Clinical Trial Details
— Status: Completed
Administrative data
NCT number |
NCT02497300 |
Other study ID # |
F140508008 |
Secondary ID |
|
Status |
Completed |
Phase |
Phase 2
|
First received |
|
Last updated |
|
Start date |
March 2015 |
Est. completion date |
July 2021 |
Study information
Verified date |
November 2022 |
Source |
University of Alabama at Birmingham |
Contact |
n/a |
Is FDA regulated |
No |
Health authority |
|
Study type |
Interventional
|
Clinical Trial Summary
Vascular endothelial dysfunction increases cardiovascular (CV) risk and contributes to the
progression of chronic kidney disease (CKD). Mineralocorticoid receptor (MR) antagonists have
been shown to improve endothelial function, as well as decrease CV mortality and proteinuria.

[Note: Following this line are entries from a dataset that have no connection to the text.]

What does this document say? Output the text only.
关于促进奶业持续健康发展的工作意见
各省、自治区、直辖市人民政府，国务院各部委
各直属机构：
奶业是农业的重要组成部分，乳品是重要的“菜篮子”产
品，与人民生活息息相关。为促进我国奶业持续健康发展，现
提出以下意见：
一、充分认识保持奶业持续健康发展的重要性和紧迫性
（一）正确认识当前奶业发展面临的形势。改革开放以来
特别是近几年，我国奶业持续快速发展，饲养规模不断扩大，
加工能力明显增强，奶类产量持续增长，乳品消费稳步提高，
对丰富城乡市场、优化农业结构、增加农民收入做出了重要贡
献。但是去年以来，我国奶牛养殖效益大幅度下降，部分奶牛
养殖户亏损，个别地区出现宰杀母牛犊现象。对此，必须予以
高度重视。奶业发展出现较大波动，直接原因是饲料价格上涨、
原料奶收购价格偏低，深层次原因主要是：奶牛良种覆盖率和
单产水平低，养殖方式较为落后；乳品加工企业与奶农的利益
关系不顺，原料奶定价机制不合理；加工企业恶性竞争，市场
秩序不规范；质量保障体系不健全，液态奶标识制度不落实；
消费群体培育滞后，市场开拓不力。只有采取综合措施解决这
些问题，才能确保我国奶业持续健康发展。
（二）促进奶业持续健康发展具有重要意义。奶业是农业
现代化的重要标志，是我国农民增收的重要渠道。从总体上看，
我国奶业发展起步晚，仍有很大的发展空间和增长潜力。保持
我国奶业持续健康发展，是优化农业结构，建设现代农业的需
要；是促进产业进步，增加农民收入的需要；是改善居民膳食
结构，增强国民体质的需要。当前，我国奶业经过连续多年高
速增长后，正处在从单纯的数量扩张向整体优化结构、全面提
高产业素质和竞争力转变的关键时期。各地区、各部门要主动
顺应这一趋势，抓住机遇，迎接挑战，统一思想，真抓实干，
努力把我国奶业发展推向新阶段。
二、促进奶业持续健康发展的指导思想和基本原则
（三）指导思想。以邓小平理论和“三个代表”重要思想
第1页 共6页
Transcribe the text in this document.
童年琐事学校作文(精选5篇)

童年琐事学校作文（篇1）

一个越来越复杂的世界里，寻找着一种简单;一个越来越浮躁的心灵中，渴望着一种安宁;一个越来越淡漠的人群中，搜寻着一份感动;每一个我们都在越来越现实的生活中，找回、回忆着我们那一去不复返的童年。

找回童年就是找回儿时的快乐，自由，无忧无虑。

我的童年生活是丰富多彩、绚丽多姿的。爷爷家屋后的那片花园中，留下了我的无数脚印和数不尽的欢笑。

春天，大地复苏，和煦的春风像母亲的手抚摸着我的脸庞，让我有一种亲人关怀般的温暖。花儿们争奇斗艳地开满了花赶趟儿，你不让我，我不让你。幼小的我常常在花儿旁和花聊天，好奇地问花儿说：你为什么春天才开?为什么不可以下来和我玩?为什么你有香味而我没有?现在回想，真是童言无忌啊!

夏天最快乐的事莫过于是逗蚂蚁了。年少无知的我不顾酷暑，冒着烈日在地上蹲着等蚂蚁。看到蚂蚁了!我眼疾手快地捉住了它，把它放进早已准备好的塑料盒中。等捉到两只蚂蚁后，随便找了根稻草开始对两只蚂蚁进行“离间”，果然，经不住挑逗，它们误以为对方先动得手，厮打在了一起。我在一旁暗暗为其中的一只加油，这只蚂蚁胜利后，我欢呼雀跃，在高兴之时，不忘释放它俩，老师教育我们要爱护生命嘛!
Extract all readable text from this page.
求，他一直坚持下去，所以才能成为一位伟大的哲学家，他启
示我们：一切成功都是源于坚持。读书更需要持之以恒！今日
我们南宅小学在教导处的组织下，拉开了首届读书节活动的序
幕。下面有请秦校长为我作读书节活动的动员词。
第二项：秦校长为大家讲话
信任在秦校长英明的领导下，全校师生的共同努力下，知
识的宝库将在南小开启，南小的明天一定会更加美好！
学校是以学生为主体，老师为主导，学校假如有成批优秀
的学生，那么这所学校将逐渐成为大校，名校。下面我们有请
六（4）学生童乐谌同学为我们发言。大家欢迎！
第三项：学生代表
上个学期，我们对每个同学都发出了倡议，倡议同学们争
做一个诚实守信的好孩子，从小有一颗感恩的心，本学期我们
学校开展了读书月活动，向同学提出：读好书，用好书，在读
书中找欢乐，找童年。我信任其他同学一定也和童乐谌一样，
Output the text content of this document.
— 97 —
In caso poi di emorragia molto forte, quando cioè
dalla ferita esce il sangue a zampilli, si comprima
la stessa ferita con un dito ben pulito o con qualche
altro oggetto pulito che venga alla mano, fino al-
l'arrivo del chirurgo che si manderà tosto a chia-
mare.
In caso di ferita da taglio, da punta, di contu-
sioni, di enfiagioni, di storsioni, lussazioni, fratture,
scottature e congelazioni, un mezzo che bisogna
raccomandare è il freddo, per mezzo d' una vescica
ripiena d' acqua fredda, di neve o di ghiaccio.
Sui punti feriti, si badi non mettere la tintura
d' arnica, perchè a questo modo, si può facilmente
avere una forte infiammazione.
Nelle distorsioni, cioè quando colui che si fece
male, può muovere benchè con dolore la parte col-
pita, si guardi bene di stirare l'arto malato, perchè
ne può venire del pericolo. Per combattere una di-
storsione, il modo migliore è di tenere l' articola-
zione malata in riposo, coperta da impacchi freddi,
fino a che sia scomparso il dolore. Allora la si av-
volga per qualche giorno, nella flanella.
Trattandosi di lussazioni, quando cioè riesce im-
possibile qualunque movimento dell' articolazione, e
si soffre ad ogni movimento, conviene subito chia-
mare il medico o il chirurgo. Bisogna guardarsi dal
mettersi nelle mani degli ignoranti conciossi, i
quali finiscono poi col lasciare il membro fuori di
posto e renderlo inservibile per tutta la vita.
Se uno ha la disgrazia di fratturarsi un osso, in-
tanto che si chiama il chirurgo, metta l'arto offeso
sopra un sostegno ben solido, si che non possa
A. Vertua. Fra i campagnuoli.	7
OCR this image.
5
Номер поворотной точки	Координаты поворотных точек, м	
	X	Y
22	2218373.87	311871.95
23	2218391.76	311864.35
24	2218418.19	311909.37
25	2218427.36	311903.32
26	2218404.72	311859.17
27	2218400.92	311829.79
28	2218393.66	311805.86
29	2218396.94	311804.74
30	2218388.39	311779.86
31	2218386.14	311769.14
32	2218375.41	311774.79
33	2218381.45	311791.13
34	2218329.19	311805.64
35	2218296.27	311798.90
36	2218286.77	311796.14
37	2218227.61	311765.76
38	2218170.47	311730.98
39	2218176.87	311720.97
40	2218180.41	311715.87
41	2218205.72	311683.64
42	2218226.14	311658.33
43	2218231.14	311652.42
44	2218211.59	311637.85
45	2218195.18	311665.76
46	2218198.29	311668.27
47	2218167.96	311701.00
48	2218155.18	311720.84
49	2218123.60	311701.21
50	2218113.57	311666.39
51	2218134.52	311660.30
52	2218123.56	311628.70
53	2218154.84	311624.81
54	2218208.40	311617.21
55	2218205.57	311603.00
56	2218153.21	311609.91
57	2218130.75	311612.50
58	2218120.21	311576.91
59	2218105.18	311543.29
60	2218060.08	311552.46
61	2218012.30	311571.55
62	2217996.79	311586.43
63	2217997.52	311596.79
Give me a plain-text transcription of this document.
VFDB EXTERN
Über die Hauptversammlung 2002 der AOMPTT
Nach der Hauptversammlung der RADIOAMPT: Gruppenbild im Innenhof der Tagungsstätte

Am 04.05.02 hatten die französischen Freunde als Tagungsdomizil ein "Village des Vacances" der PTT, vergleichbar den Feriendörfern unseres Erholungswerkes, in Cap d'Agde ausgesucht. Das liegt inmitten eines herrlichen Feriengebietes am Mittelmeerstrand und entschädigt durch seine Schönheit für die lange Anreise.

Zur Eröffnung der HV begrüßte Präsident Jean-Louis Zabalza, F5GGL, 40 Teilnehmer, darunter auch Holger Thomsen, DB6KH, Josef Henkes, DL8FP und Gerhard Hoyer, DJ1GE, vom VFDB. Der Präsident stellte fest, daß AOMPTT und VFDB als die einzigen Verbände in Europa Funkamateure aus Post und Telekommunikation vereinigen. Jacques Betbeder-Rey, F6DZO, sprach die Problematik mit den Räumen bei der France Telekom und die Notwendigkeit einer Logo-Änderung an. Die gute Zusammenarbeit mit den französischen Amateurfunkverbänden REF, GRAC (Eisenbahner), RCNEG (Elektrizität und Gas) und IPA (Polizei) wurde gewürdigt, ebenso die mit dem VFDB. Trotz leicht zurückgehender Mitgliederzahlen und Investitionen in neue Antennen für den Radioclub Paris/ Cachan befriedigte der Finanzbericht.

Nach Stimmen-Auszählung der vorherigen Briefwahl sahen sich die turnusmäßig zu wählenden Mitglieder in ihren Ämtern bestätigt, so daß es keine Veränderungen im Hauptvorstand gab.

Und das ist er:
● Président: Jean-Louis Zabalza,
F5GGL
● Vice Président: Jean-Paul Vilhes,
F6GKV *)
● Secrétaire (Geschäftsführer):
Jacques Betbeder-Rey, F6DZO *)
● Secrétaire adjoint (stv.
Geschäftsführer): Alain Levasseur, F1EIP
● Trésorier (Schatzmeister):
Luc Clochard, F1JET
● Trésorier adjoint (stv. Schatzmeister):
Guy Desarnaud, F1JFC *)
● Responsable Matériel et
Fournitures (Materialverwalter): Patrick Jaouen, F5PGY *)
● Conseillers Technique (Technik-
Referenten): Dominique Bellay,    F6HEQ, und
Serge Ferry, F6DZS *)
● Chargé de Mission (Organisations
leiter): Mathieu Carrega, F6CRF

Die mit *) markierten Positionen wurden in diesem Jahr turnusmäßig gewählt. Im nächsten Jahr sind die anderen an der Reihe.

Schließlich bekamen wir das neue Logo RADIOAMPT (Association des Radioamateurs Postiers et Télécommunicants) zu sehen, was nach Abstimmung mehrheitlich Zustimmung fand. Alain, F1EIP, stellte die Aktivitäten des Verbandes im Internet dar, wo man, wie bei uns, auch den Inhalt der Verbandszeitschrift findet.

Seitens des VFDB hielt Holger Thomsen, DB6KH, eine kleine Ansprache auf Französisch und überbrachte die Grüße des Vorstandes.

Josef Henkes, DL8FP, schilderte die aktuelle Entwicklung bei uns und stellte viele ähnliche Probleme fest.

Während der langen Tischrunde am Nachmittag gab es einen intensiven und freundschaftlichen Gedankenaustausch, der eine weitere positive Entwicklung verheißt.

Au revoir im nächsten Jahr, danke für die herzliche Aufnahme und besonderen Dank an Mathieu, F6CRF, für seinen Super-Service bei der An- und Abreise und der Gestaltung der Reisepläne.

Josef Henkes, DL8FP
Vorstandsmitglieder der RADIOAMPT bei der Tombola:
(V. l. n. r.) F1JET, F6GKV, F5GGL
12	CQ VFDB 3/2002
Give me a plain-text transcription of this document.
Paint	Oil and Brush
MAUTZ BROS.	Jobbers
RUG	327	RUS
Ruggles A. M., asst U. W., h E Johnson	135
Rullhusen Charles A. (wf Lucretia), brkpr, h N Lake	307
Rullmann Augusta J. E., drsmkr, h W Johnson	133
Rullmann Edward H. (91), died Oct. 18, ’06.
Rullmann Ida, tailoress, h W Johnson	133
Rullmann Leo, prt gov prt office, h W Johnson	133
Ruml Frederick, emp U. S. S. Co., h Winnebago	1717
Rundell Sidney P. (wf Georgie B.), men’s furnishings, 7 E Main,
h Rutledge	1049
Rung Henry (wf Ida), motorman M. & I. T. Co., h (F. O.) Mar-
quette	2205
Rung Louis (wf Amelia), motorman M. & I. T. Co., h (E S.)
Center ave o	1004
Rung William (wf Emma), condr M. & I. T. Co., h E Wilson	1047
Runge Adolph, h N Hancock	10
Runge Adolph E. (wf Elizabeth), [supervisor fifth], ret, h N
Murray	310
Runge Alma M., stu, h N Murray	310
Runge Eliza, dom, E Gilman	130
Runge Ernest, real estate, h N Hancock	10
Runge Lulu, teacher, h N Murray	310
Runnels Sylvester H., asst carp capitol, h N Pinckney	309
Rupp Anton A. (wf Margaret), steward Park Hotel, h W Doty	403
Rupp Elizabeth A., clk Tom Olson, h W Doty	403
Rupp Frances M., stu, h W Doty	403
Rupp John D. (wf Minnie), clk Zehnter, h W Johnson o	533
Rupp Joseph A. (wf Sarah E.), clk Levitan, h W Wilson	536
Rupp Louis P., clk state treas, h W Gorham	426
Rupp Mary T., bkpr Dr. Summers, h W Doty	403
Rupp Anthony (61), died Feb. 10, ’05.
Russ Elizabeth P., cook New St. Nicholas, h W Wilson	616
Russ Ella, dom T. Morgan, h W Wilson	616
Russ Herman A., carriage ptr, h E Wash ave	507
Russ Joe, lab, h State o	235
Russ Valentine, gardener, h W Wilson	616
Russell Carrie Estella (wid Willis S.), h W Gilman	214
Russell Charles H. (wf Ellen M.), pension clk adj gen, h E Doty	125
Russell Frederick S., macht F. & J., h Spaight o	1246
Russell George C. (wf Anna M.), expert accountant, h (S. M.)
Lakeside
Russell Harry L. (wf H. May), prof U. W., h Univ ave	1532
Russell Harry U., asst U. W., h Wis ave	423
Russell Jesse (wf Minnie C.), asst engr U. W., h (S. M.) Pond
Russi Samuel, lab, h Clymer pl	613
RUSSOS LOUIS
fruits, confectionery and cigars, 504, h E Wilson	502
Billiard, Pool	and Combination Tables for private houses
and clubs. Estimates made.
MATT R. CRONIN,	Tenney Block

The specific biochemical pathways that produce these pharmacological effects for MR
antagonists, however, are poorly understood. This study investigates the effect of MR
antagonism on endothelial function in patients with moderate (stage III) CKD using a
randomized, controlled trial. Three specific aims are proposed: Aim 1: To determine if
spironolactone improves endothelial function as compared to amiloride in patients with stage
III CKD; Aim 2: To determine if oxidative stress is associated with changes in endothelial
function by spironolactone compared to amiloride in patients with stage III CKD; and Aim 3:
To determine if endothelial dysfunction contributes to albuminuria in patients with stage III
CKD. The clinical relevance is to improve understanding of the mechanisms of kidney function
decline in CKD in order to develop interventions to delay or prevent dialysis, which would
translate into alleviating patient suffering, caregiver burden, and health care costs.
Description:
Study participants with proteinuric, stage III CKD will be randomly assigned in a
double-masked fashion to spironolactone 25mg daily or amiloride 5 mg daily for 6 weeks and
then crossed over to the alternate study medication after a 1 month wash-out period. Vascular
function will be assessed at baseline and the end of each 6 week treatment period by: 1)
ultrasound guided flow-mediated dilation (FMD) of the brachial artery, 2) impedence
cardiography, 3) pulse-wave velocity, 4) 24 hour ambulatory blood pressure monitoring, and 5)
serum and urine biomarkers. Participants will undergo a total of 7 visits over 16-18 weeks; 3
of the 7 visits will involve vascular function testing.
A study visit where vascular function testing is to be performed will begin at 0800 in the
morning and start with a vital sign assessment including height, weight, body fat percent,
and left arm automated BP measurement followed by confirmation of fasting status and a brief
past medical history. Each participant will then lie supine for 10 minutes in preparation for
vascular function testing. Following the pulse wave velocity, impedence cardiography, and FMD
measurements, the participant will have his/her blood and urine collected for laboratory
testing. Laboratory testing will include ~20 mL of blood for plasma and serum testing.
Participants will return 24 hour urine samples and have a 24 hour ambulatory monitor placed.
This entire visit is expected to take 2 hours.
Study visits where vascular function testing will not be performed (e.g., screening visit,
visit 2, visit 4, and visit 5; should last 30 minutes and involve a medication assessment,
vital sign check, and blood collection for serum potassium (~4 mL of blood).
All study medication will be prepared by the the University of Alabama (UAB) Research
Pharmacy in matching capsules and placed in pill bottles labeled "A" and "B". The order of
medication dispensing will follow simple randomization using an a priori randomization list
prepared by the research pharmacy. All study personnel with participant interaction are
masked to the order of study medication.